出廷にあたっての注意書きも同封されていた。サンダル不可、キャップ着用不可などなど。とにかく礼儀正しく振舞ってくださいとのお達しだった。私の住む街ではラフな服装が多くの場所で標準的で、私もそに慣れきっている。流石にそうだよな。ちょっと可笑しくなり、裁判への緊張が少し和らいだ。

そして当日。街の裁判所へ向かう。普通に暮らしている分には用が無い場所だが、まさか自分が行くことになるとは。裁判所からのお達し通り、かなり久々にちゃんとした格好をした。
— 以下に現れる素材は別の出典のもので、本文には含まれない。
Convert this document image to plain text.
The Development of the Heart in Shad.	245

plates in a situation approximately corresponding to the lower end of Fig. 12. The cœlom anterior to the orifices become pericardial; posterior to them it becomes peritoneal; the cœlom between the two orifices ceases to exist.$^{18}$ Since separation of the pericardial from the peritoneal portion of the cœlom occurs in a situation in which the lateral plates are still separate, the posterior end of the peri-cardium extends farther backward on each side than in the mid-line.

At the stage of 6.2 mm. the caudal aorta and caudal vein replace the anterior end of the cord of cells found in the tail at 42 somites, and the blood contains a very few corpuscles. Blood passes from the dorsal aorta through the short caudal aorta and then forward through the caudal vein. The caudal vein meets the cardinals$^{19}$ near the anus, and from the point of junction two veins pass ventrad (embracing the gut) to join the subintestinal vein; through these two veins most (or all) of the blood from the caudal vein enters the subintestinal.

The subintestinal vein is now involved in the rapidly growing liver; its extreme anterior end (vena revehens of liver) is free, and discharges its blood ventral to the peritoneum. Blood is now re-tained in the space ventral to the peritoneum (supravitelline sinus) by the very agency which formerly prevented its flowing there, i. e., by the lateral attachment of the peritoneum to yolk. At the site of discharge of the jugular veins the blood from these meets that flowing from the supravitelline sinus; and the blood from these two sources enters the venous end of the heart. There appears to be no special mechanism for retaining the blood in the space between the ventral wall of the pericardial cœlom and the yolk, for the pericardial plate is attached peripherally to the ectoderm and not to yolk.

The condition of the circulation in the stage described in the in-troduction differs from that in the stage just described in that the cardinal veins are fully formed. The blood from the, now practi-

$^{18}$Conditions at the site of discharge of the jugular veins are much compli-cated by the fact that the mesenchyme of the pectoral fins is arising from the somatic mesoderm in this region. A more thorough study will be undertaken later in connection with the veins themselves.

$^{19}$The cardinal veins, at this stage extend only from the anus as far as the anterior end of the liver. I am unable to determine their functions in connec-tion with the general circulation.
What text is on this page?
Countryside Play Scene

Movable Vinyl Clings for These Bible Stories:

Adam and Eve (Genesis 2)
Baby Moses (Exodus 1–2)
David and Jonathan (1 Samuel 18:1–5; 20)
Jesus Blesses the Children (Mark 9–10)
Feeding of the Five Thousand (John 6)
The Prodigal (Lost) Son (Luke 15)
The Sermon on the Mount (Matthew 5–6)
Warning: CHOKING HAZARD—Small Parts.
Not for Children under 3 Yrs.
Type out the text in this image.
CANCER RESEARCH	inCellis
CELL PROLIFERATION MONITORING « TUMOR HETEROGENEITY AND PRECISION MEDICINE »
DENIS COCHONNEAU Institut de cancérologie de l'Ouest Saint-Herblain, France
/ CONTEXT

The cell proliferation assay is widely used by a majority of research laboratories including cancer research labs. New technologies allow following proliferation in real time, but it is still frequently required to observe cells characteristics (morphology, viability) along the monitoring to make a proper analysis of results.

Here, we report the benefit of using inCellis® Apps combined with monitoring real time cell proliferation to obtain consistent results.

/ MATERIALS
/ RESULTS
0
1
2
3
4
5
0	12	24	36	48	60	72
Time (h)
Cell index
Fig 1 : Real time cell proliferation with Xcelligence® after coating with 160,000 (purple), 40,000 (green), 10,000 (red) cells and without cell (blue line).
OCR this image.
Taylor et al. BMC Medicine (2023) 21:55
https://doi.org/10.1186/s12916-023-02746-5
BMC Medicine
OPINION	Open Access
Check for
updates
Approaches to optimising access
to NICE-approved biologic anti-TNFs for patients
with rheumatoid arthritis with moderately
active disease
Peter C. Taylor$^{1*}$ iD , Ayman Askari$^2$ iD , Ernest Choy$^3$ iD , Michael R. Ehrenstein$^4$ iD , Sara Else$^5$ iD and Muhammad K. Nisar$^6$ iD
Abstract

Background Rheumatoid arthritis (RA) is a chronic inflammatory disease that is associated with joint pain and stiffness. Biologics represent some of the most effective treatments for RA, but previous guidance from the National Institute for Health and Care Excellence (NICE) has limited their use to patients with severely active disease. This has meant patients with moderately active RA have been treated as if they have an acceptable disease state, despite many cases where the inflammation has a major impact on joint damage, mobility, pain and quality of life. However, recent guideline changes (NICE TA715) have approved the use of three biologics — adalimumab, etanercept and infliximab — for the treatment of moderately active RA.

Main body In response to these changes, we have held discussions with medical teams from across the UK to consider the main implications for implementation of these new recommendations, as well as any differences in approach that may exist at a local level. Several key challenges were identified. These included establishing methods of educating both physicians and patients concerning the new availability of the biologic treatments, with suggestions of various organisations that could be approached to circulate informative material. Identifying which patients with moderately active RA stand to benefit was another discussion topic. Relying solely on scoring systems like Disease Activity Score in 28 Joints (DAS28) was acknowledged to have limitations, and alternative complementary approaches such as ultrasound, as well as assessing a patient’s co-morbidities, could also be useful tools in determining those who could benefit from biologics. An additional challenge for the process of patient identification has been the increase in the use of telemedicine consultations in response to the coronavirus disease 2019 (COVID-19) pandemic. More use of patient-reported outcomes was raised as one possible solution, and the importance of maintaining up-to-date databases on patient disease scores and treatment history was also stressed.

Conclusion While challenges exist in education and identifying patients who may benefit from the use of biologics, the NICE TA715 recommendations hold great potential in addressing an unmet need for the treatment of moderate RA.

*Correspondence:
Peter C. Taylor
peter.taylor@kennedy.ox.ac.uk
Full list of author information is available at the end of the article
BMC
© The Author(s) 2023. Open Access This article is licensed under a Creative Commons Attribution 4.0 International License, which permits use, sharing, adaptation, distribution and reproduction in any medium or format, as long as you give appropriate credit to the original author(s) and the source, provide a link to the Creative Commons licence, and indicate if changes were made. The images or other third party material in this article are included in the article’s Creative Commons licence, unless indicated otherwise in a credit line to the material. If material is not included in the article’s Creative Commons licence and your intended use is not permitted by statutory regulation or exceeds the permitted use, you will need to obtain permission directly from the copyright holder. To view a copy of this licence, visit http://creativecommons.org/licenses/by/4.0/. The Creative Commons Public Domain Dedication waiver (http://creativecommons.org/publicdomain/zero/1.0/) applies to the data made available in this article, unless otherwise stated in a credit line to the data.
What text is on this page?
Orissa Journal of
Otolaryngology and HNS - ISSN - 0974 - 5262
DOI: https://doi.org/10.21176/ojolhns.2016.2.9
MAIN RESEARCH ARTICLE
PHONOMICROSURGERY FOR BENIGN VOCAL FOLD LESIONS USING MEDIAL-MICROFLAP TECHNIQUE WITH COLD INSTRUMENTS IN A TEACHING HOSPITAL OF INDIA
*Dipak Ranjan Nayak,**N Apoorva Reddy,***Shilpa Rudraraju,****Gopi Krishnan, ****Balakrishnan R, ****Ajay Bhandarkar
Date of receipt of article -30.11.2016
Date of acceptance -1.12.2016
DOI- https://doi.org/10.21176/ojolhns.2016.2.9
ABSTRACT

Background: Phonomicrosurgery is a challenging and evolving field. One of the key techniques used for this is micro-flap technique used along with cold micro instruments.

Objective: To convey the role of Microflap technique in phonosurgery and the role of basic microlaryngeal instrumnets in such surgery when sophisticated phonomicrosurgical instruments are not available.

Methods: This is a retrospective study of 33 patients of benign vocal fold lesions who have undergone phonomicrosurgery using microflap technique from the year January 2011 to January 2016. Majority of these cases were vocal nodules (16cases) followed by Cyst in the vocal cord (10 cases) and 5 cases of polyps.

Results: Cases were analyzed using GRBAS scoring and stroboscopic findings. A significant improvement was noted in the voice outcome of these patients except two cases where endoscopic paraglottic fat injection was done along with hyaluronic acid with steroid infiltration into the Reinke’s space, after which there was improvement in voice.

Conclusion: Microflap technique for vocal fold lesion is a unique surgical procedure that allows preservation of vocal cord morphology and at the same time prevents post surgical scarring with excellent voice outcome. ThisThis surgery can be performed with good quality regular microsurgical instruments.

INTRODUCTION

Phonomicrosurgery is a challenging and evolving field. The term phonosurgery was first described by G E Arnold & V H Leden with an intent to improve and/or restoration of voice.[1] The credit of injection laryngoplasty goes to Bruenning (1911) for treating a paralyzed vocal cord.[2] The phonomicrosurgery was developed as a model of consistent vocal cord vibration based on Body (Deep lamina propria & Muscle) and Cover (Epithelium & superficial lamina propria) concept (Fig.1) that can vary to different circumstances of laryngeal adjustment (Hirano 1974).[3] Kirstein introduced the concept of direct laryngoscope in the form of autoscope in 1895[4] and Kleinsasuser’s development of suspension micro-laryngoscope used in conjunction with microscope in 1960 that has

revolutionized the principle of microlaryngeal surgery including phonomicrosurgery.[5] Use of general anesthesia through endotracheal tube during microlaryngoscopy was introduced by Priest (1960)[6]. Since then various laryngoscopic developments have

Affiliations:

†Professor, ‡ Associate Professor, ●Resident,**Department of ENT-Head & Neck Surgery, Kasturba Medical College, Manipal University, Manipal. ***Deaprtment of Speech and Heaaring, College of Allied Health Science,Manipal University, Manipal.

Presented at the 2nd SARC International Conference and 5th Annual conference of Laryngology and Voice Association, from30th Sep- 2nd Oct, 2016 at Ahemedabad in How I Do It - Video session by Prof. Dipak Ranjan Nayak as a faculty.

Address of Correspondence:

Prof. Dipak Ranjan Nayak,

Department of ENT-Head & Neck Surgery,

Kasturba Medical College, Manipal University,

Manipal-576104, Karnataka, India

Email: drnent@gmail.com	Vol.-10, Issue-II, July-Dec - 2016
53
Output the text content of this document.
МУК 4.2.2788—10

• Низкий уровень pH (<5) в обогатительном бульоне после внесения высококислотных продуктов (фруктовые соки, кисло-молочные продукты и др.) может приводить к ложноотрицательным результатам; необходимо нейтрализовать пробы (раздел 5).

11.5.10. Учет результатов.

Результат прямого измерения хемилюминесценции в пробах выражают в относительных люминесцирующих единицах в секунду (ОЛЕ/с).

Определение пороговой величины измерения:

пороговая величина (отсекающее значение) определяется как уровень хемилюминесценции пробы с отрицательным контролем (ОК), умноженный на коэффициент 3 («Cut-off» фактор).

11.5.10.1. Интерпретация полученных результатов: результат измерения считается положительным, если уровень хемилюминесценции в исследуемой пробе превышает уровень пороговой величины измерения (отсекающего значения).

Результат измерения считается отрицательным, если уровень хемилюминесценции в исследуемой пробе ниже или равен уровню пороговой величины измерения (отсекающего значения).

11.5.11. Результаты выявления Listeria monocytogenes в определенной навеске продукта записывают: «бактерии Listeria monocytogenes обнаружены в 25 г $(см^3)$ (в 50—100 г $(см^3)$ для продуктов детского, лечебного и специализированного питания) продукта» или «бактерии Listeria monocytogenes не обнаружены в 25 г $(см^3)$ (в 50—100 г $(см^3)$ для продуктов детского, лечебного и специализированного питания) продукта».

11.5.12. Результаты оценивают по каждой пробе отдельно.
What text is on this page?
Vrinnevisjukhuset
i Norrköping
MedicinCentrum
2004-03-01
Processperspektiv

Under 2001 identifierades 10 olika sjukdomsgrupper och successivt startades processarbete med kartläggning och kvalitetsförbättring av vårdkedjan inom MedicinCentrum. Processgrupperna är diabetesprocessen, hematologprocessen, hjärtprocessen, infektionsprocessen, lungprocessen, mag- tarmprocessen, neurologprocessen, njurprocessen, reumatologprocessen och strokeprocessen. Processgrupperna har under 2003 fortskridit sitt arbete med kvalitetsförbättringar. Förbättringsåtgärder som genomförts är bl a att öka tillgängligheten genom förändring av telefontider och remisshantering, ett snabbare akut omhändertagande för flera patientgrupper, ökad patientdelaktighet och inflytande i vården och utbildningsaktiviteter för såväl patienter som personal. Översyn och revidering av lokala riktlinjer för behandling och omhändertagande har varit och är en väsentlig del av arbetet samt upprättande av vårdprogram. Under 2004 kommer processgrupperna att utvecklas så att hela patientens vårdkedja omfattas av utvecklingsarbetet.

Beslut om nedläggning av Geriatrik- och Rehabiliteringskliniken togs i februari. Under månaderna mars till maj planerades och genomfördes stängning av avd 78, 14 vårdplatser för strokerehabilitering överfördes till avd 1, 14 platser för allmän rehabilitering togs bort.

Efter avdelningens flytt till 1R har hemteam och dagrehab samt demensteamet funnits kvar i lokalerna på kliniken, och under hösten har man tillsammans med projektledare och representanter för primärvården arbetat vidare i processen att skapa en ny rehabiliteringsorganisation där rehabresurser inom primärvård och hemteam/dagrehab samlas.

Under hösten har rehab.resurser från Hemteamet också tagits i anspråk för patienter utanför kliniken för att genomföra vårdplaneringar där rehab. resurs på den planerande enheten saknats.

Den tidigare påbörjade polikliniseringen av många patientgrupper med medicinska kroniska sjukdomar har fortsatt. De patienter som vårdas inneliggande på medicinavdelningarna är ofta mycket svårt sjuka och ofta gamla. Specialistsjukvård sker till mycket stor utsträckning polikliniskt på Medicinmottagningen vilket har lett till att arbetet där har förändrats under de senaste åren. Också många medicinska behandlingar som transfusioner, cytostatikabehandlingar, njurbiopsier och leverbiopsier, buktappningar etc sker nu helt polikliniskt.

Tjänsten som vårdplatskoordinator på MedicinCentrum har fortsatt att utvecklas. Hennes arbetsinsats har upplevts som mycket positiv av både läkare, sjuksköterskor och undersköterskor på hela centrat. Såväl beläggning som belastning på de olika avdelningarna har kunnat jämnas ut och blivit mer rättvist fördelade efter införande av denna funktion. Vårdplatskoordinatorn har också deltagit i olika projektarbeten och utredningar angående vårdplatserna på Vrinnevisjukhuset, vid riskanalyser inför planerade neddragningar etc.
かなりカジュアルな環境で仕事をしているせいなのか、アメリカの食事で太ったせいなのか、服装が窮屈で場違いに感じた。

出廷時間の30分前に裁判所へ到着。金属探知機とボディチェックを済ませ館内へ。法廷の前のフロアで待つように指示され、自分の番が呼ばれるのを待つ。私以外に待っている人はいなさそうだ。朝一だったので職員の人たちが出勤してくる。職員っぽくない人も入館してくる。私を捕まえたっぽい警察らしき人はまだ見当たらない。

観察していたら”This is My Tank Top”と大きくプリントされたタンクトップを着たおじいさんが入り口でボディチェックを受けているのが見えた。短パンだった。サンダルでは無かったと思う。おー、これで入れるのか?法廷を侮辱することにならないのだろうか?色んな人がいるなあ。私の緊張はまた少し緩んだ。

そのおじいさんがセキュリティを通過できたかを見届ける直前、係官が法廷に入るよう私を呼んだ。人生初の法廷では別の人の裁判が進行中だった。一気に緊張が増した。